Imagine that $K=\mathbb{Q}[\alpha]$ for some algebraic number $\alpha$. Let $m(x)$ be the minimal polynomial of $\alpha$. Then we know that $K\cong \mathbb{Q}[x]/\langle m(x)\rangle$. As $\mathbb{Q}_p$ is an extension field of the rationals, the polynomial $m(x)$ (irreducible in $\mathbb{Q}[x]$) may factor into a product of irreducible factors $$ m(x)=\prod_i m_i(x), $$ where $m_i(x)$ are irreducible polynomials in $\mathbb{Q}_p[x]$. Because $m(x)$ is separable, the polynomials $m_i(x)$ are distinct. Therefore the Chinese Remainder Theorem says that $$ \mathbb{Q}_p[x]/\langle m(x)\rangle\cong\bigoplus_i \mathbb{Q}_p[x]/\langle m_i(x)\rangle. $$ Here on the right hand side the summands $\mathbb{Q}_p[x]/\langle m_i(x)\rangle$ are all extension fields of $\mathbb{Q}_p$, because the polynomials $m_i(x)$ are irreducible.

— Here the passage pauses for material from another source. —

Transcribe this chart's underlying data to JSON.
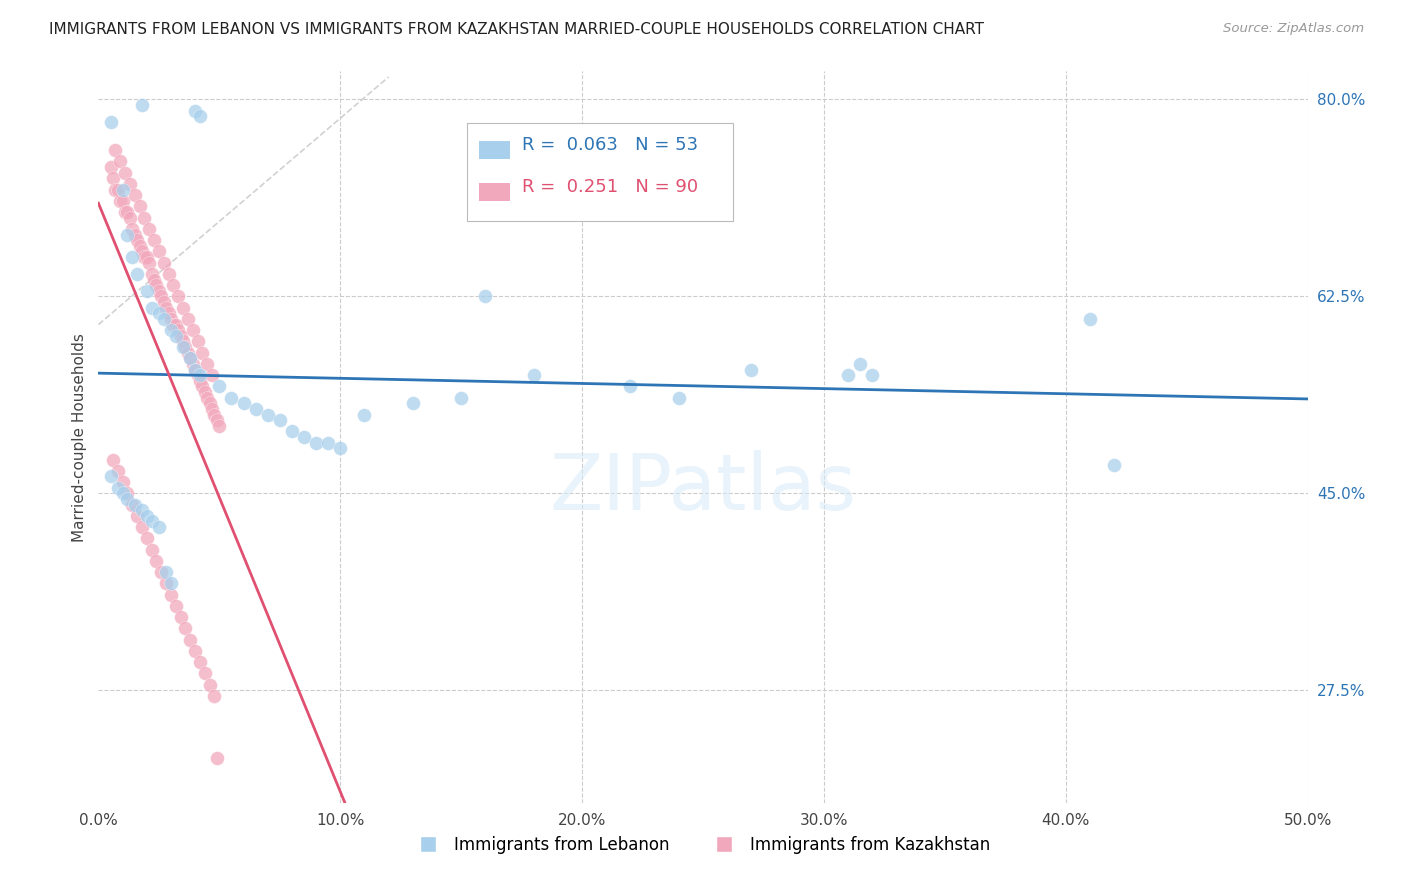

OTOH $$ \mathbb{Q}_p[x]/\langle m(x)\rangle\cong\mathbb{Q}[x]/\langle m(x)\rangle\otimes\mathbb{Q}_p\cong K\otimes\mathbb{Q}_p. $$ Undoubtedly you can guess the rest - the fields $\mathbb{Q}_p[x]/\langle m_i(x)\rangle$ are the fields $K_{p,i}$.

Others will have fuller, more accurate, and more efficient explanations than mine, but let me give it a try.

Let $\mathscr O$ be the ring of algebraic integers of $K$. Then $p\mathscr O=\prod_i\mathfrak p_i^{e_i}$, where $\mathfrak p_1,\ldots,\mathfrak p_g$ are the prime ideals of $\mathscr O$ dividing $p$. The $\mathfrak p_i$-adic completion of $K$ is a field $K_{p,i}$ that’s of degree $n_i$ over $\mathbb Q_p$, and we have $n_i=e_if_i$ where $e_i$ is as above and $f_i$ is the residue-class field degree at $p_i$, and furthermore $\sum_in_i=[K\colon\mathbb Q]$.

Then the map $K\to\bigoplus_iK_{p,i}$ by sending an element to the $g$-tuple of all its images in the various completions extends to $K\otimes\mathbb Q_p$. All the remaining details and verifications are left to the reader.

$K \otimes \mathbb{Q}_p$ is a $\mathbb{Q}_p$ algebra, where $\mathbb{Q}_p$ is embedded in $K \otimes \mathbb{Q}_p$ via $x \mapsto 1 \otimes x$. The fact that $\mathbb{Q}_p$ isn't contained in $K$ doesn't matter. The tensor product is over $\mathbb{Q}$, their common base field.

In general, for any 2 fields $K$ and $F$ which are extensions of a common field $E$, we may regard $K \otimes_E F$ as an $F$-algebra in the same way.